Tu pieza es un desierto. Entre el piso, el cielo y los cuatro muros, no hay más que tú y Dios. La naturaleza, que entra por la ventana, no turba tu coloquio, ella lo facilita. El mundo no cuenta para ti; ciérrale la puerta, con llave, por una hora. Recógete y escucha. Dios está aquí. Te espera y te habla.
Es tu Dios, grande, hermoso, que te reconforta, que te ilumina, que te hace entender que te ama. Está dispuesto a darse a ti, si tú quieres darte tú mismo. Acógelo, no lo rechaces. No huyas de Él, está allí. Te espera y te habla.
Es la hora que Él había escogido, para encontrarte. No te vayas. Escucha bien. Tú necesitas de Él, y Él también necesita de ti para su obra, para hacer por medio de ti el bien a tus hermanos. Él se va a entregar a ti generosamente, de corazón a corazón en esta soledad.
A ratos tu desierto es tu pieza, pero a Dios lo necesitas siempre. ¿Cómo recogerte en intimidad con Él, como los apóstoles a los cuales convidó al desierto para darles más intimidad?

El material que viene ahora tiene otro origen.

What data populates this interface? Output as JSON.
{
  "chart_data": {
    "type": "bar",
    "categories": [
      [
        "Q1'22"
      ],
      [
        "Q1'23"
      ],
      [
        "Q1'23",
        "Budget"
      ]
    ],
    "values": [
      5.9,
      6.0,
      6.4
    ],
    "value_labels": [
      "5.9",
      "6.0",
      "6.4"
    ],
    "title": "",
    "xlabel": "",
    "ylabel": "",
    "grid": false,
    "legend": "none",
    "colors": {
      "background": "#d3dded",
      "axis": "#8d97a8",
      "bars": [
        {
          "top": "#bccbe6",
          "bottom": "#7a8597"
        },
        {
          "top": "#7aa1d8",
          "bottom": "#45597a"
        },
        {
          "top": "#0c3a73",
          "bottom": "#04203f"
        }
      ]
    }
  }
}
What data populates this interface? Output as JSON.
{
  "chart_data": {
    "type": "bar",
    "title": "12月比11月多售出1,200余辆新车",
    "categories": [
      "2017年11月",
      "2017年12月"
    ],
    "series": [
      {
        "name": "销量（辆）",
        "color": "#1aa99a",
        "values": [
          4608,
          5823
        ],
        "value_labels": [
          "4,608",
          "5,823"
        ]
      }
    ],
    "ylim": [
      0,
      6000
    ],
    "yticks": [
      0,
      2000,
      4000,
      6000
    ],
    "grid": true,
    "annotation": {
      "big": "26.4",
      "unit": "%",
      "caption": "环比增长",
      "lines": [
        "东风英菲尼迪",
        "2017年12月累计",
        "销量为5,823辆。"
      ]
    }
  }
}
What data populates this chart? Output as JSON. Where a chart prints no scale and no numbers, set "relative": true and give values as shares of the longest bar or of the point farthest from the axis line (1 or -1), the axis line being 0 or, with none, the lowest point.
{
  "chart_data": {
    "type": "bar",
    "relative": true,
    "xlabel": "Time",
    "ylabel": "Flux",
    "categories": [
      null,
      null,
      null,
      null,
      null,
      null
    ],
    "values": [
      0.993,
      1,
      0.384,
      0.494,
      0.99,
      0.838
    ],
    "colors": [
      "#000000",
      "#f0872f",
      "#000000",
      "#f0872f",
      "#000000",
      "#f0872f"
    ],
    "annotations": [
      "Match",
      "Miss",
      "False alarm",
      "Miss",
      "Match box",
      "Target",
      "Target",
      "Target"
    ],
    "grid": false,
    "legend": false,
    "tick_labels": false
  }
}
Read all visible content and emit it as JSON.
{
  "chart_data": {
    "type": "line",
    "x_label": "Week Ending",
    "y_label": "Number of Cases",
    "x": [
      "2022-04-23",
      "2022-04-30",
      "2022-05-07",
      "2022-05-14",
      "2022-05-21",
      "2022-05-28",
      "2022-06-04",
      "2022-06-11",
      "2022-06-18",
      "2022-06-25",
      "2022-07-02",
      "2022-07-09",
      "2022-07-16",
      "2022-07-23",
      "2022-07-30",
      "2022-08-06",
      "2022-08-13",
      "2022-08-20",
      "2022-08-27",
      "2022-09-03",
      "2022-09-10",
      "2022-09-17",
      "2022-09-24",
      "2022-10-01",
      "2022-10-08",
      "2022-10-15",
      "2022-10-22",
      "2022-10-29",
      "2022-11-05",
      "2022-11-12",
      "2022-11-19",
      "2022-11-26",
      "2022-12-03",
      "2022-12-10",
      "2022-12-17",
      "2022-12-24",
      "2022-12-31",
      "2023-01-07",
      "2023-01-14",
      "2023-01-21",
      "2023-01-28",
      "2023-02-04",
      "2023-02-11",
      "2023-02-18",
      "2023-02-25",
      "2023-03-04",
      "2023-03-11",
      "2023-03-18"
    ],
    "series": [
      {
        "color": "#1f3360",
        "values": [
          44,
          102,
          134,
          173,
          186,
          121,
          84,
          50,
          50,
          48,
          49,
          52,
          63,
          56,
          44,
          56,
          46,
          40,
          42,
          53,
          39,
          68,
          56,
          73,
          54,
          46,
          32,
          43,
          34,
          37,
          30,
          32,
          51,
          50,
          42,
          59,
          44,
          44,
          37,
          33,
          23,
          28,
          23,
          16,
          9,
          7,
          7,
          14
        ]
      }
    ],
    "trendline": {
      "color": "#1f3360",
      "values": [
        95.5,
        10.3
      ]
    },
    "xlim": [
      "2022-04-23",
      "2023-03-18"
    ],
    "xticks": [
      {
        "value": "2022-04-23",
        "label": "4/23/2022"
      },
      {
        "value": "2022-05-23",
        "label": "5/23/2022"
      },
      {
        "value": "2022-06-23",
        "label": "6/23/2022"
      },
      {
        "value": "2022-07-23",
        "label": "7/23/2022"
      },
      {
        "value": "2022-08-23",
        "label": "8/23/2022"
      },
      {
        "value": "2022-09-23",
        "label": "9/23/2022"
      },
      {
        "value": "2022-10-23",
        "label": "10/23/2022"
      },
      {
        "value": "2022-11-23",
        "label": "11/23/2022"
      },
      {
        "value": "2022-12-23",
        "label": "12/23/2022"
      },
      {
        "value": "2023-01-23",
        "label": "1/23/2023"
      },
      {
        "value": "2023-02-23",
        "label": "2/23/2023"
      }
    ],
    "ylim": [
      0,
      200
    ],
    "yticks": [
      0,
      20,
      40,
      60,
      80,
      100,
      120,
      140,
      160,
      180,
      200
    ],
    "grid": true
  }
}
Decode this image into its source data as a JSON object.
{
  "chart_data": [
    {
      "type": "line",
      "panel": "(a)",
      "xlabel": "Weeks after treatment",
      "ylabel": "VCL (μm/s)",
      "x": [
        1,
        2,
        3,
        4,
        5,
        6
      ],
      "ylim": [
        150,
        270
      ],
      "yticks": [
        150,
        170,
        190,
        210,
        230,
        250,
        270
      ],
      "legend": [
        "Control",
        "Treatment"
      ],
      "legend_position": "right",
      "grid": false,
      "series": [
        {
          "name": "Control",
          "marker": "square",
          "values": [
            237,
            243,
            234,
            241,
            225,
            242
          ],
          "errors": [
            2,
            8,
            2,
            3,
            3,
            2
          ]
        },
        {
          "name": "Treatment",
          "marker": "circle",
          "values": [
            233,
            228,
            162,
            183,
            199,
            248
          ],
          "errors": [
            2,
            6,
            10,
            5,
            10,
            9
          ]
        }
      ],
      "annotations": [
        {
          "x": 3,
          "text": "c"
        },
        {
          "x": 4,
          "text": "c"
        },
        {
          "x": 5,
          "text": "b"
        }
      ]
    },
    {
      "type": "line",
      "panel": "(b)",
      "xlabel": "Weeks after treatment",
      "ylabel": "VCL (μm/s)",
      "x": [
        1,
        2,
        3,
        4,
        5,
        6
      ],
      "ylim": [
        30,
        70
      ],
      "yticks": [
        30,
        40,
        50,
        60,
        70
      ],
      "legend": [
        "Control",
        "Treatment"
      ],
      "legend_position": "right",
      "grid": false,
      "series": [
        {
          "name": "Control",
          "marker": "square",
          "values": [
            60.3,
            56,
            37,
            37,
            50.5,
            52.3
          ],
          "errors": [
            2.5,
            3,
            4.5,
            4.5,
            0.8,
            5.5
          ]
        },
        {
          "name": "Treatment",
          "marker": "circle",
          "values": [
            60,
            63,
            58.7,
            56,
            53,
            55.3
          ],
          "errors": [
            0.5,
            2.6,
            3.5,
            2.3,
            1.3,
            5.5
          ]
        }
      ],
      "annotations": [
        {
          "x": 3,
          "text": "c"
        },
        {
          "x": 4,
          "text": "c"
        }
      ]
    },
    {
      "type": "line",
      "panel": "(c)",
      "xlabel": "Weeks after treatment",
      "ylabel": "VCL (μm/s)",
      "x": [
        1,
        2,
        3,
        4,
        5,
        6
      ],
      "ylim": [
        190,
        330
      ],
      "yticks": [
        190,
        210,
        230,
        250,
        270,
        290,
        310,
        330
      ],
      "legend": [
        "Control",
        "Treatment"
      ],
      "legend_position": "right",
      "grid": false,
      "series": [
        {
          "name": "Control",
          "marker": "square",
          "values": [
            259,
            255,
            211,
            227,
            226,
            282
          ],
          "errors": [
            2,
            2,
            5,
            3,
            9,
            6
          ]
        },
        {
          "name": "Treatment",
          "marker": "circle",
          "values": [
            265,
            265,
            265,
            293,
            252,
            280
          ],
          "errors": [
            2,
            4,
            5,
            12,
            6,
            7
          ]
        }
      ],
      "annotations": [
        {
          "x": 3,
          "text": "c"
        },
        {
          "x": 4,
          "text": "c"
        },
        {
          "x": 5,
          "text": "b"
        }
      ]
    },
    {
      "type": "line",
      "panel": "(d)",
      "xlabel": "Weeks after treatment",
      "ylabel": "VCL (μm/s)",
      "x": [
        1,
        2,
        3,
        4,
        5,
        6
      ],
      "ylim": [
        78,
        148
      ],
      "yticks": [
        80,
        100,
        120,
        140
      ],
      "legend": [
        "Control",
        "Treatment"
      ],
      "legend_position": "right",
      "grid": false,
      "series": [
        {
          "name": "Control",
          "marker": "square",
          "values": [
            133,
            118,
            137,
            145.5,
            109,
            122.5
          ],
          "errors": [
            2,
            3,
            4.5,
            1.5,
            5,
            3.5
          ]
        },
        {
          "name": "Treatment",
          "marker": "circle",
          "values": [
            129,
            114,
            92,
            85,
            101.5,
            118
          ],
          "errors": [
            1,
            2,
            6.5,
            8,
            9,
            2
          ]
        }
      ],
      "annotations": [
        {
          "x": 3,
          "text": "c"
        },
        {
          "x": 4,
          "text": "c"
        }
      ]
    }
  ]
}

Tu desierto, es la voluntad de nunca traicionar; es tu recogimiento en Dios; es tu esperanza indefectible. Tu desierto, no necesitas buscarlo lejos de los hombres; tú lo hallas en todas partes si vuelas a Dios; tanto en el tranvía, como en la plaza, como ante la inmensa asamblea que espera tu palabra. Tu desierto, es tu separación del pecado; tu fidelidad a tu destino, a tu fe, a tu amor.